Electra ya se habia recuperado, así lo miraba con entendimiento. Pero en su voz habia acusación:
- No puedes llamarme Tía cada vez q te enojas...
-Hipócrita-le dijo Daiana interrumpiéndola al tiempo que fingía una tos para ocultar la que habia dicho
-¿Que dijiste?-le pregunto Electra mirándola fijamente aunque sonreía
-Yooo? Nada, Mamá-le respondió Daiana mientras ponía cara de inocente. Y antes de que su madre pudiera interrumpirla agrego-Podemos dejar el drama para después y sentarnos a comer, que me muero de hambre que hasta podría comerme un Hipogrifo-dijo mientras se llevaba la mano a la panza y Rafael asentía con la cabeza.
-No seas exagerada!-dijo Electra mientras los miraba con reproche.-Si hace un poco más de tres horas que comieron, además van a tener que esperar porque van a comer cuando lleguemos a la casa de su abuela.
-¿Porque?- preguntaron los dos al mismo tiempo.
-Por que yo lo digo- respondió y esta vez no flaqueo su autoridad.
-3 galeones a que se peleo con alguien por eso no se quiere quedarse aquí- dijo Daiana de repente mientras se le iluminaba la mira como si se le hubiera ocurrido algo genial
-Si con nosotros tonta- le respondió su hermano al tiempo que la miraba con fastidio
-si ya se, pero lo que quiero decir es que ya se habia peleado con alguien mas cuando nosotros llegamos-le respondió un tanto molesta por tener que explicar mas detalladamente, pero aun tenia ese brillo en la mirada.
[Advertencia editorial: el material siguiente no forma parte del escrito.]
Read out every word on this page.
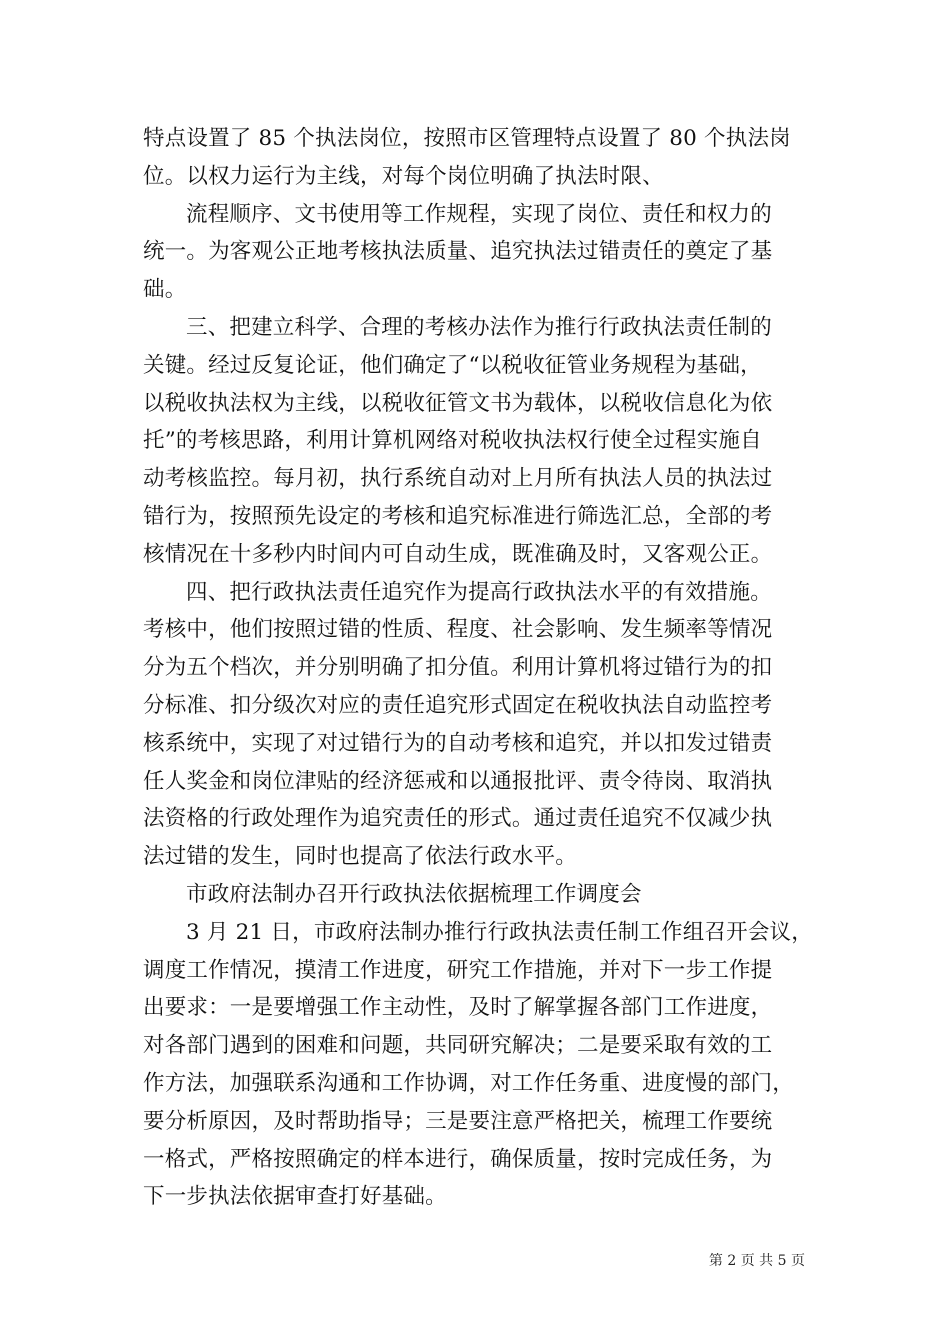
特点设置了 85 个执法岗位，按照市区管理特点设置了 80 个执法岗
位。以权力运行为主线，对每个岗位明确了执法时限、
流程顺序、文书使用等工作规程，实现了岗位、责任和权力的
统一。为客观公正地考核执法质量、追究执法过错责任的奠定了基
础。
三、把建立科学、合理的考核办法作为推行行政执法责任制的
关键。经过反复论证，他们确定了“以税收征管业务规程为基础，
以税收执法权为主线，以税收征管文书为载体，以税收信息化为依
托”的考核思路，利用计算机网络对税收执法权行使全过程实施自
动考核监控。每月初，执行系统自动对上月所有执法人员的执法过
错行为，按照预先设定的考核和追究标准进行筛选汇总，全部的考
核情况在十多秒内时间内可自动生成，既准确及时，又客观公正。
四、把行政执法责任追究作为提高行政执法水平的有效措施。
考核中，他们按照过错的性质、程度、社会影响、发生频率等情况
分为五个档次，并分别明确了扣分值。利用计算机将过错行为的扣
分标准、扣分级次对应的责任追究形式固定在税收执法自动监控考
核系统中，实现了对过错行为的自动考核和追究，并以扣发过错责
任人奖金和岗位津贴的经济惩戒和以通报批评、责令待岗、取消执
法资格的行政处理作为追究责任的形式。通过责任追究不仅减少执
法过错的发生，同时也提高了依法行政水平。
市政府法制办召开行政执法依据梳理工作调度会
3 月 21 日，市政府法制办推行行政执法责任制工作组召开会议，
调度工作情况，摸清工作进度，研究工作措施，并对下一步工作提
出要求：一是要增强工作主动性，及时了解掌握各部门工作进度，
对各部门遇到的困难和问题，共同研究解决；二是要采取有效的工
作方法，加强联系沟通和工作协调，对工作任务重、进度慢的部门，
要分析原因，及时帮助指导；三是要注意严格把关，梳理工作要统
一格式，严格按照确定的样本进行，确保质量，按时完成任务，为
下一步执法依据审查打好基础。
第 2 页 共 5 页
-¿Que te hace pensar eso?-pregunto Rafael. Y hablan como si ellos estuvieran solos, en ves de en una habitación llena de personas, las cual cabe agregar cada segundo se sentían mas confusos por todos los acontecimientos que estaban pasando esta noche.
-Esto me lo hace pensar-le dijo y se estaba por acercar al oído de su hermano cuando se paro, se alejo un poco y le dijo:-¿aceptas la apuesta?-este la miro no muy convencido pero asintió entonces ella se acerco y le susurro algo al oído.